I hadn’t seen much of Jojo lately. Come to think of it, I hadn’t seen him at the Midsummer bash. I found him in our room, throwing things into the Louis Vuitton. The shoe in his hand had given a crocodile something to cry about.

“What do you think of our latest drama, dear? I can’t believe I’m only three degrees of separation from the murderer. Or is it four?
I
knew Melvin, and
he
had a sister, and
she
had a husband, and
he
got murdered.”

“How exciting for you,” I said. “You’re leaving?”

“Tchoo! Tchoo!” Jojo clawed at a box of tissues lying on the bed. “I can’t wait to get back to central air. Whoever told me hay fever season hasn’t started yet lied. I’ve hardly gotten a wink of sleep since I got here.”

I was about to point out that I’d heard him snoring myself when I realized I’d heard that dainty double sneeze before. Maybe he hadn’t been asleep after all while we were climbing up to the Outlook on the morning Melvin died.

“The cops didn’t ask you to stick around?”

“They don’t suspect me, and they don’t need me.
I
didn’t find any bodies. Tchoo
tshchit
!” He grabbed a handful of tissues and blew less languidly than I expected. “Poor Annabel swears she’ll be fine, and I do have other clients.”

“Gesundheit,” I said. “Why poor Annabel? She and Melvin didn’t get along.”

Jojo’s eyes gleamed with malice.

“They
loved
not getting along. But that was a big secret. They wrote the book, as it were, on good relationships. They couldn’t tell the world that quarreling turned them on, now could they?”

“But they got divorced.”

“Ah, that’s another story. Money, recognition. They were both mega competitive. But their hostility was greatly exaggerated. Fabulous PR, of course.”

“Did you go to the ceremony at the lake?” I asked. Now I wanted to know where he’d been on Midsummer Night when someone bashed Madhouse with a paddle.

“The torches! The chanting! The dancers with bells on!” Jojo cocked his head and clasped his hands together. “Have you had your past lives done? A marvelous woman at the wellness center regresses you in no time flat. I was a medieval morris dancer who got burnt as a warlock. Isn’t that delicious?”

He was good at blowing smoke. I tried to think of a trick question.
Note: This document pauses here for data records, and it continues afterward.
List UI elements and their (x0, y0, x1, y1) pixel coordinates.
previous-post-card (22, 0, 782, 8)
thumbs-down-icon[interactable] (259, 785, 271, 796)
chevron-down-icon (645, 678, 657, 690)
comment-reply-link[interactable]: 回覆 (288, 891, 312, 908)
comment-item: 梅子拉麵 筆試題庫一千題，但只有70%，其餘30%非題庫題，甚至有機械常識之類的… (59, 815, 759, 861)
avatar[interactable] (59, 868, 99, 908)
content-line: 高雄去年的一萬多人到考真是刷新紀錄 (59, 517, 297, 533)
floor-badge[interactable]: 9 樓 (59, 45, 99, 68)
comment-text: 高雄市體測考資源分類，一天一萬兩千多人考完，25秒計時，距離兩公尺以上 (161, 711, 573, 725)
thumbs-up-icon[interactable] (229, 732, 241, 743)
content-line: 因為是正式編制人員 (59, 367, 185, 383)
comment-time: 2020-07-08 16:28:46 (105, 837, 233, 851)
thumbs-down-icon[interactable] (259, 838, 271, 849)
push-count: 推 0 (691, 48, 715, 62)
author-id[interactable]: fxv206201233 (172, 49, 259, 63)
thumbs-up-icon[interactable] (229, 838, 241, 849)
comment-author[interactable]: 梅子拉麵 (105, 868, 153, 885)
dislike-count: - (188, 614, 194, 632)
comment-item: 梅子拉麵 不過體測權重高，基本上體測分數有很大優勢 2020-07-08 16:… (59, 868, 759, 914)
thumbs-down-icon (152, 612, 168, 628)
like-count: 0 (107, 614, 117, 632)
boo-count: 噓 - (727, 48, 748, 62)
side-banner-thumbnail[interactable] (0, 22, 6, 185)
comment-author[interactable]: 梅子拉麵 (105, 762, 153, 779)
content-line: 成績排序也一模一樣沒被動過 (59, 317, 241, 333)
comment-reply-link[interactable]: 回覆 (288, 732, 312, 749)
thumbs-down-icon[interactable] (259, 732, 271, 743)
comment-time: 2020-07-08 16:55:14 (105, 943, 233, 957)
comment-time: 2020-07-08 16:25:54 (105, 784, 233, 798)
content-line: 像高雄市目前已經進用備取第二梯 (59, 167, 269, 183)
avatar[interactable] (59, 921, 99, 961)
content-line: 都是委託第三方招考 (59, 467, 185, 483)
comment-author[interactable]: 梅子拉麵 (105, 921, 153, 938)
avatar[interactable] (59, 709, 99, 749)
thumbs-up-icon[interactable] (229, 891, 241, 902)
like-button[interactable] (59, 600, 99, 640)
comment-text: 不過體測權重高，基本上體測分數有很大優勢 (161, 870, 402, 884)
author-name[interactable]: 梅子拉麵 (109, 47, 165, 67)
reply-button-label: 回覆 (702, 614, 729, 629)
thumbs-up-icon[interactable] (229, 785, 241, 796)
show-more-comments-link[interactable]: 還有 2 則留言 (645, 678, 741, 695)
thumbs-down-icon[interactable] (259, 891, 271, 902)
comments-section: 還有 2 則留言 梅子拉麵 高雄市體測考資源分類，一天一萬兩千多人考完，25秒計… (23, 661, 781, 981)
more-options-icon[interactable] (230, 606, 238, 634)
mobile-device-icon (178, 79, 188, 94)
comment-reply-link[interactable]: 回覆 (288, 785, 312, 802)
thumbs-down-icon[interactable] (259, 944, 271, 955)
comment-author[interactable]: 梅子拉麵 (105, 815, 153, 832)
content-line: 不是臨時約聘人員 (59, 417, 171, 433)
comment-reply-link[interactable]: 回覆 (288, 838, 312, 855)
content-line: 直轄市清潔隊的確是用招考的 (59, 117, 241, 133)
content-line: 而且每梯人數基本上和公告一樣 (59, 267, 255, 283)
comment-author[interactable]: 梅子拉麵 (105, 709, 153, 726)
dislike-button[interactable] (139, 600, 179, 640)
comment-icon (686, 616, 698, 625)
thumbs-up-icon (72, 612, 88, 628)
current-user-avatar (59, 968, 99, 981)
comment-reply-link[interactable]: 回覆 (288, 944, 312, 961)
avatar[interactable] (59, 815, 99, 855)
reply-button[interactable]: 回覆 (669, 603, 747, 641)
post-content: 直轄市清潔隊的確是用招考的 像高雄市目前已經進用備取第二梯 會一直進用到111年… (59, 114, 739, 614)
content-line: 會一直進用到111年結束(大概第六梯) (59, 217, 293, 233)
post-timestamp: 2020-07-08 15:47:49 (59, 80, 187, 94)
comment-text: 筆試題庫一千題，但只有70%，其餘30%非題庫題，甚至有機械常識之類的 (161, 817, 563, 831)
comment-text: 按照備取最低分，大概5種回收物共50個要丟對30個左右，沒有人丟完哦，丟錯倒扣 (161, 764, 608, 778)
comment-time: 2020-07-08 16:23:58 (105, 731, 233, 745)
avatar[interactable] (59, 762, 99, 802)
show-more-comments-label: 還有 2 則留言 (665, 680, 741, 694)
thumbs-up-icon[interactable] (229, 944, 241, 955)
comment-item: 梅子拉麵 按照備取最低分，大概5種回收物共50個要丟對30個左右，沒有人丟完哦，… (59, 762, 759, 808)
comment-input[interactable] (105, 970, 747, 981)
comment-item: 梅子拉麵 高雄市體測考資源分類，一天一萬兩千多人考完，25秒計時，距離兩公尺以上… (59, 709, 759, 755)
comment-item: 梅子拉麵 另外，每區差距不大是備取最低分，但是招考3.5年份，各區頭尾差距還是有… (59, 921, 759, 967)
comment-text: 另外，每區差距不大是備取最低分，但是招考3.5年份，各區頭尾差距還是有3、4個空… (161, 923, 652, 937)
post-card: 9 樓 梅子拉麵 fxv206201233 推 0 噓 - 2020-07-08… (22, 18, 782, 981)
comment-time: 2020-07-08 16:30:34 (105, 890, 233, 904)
“What did you think of the tassels on the morris dancers’ hats?” The morris dancers hadn’t worn hats.

“Unh unh unh,” Jojo caroled. He waggled a finger at me. “I don’t make fashion statements, dear. I
am
a fashion statement. But what a build to the final act. The murder! The screams! The minions of the law! Poor Annabel had to miss it. She needed to use her cell phone.”

So she couldn’t give him an alibi.

He pressed his jammed suitcase closed—he was stronger than he looked—and snapped the locks.

“Farewell, Woo-Woo Farm! It’s been quite an experience. I only wish I’d treated myself to another past life regression or two. I’m an old soul, you know.”

I couldn’t stop him. On an impulse, I said, “Can I have your business card? You never know, I might write a book some day.”

Jojo’s pained expression showed what he thought of that idea. But I held out my hand and kept it out until he took a card from a brushed steel case and forked it over. If we could figure out how he might have done it, we’d know where to find him.

Over the next couple of days, it began to feel as if we’d spent a year at Woo-Woo Farm and might not ever get away. I went with Honey to an ACOA meeting in town, where we saw Lorenzo exchanging more-than-fellowship hugs with the town librarian. We knew she was the librarian because small-town meetings are a lot less anonymous than meetings in New York City. We knew she wasn’t his wife because Jimmy visited the library to get online and saw a picture of her husband and kids at the checkout desk. The kids looked like her, and he recognized the husband as one of the morris dancers at the Midsummer bash.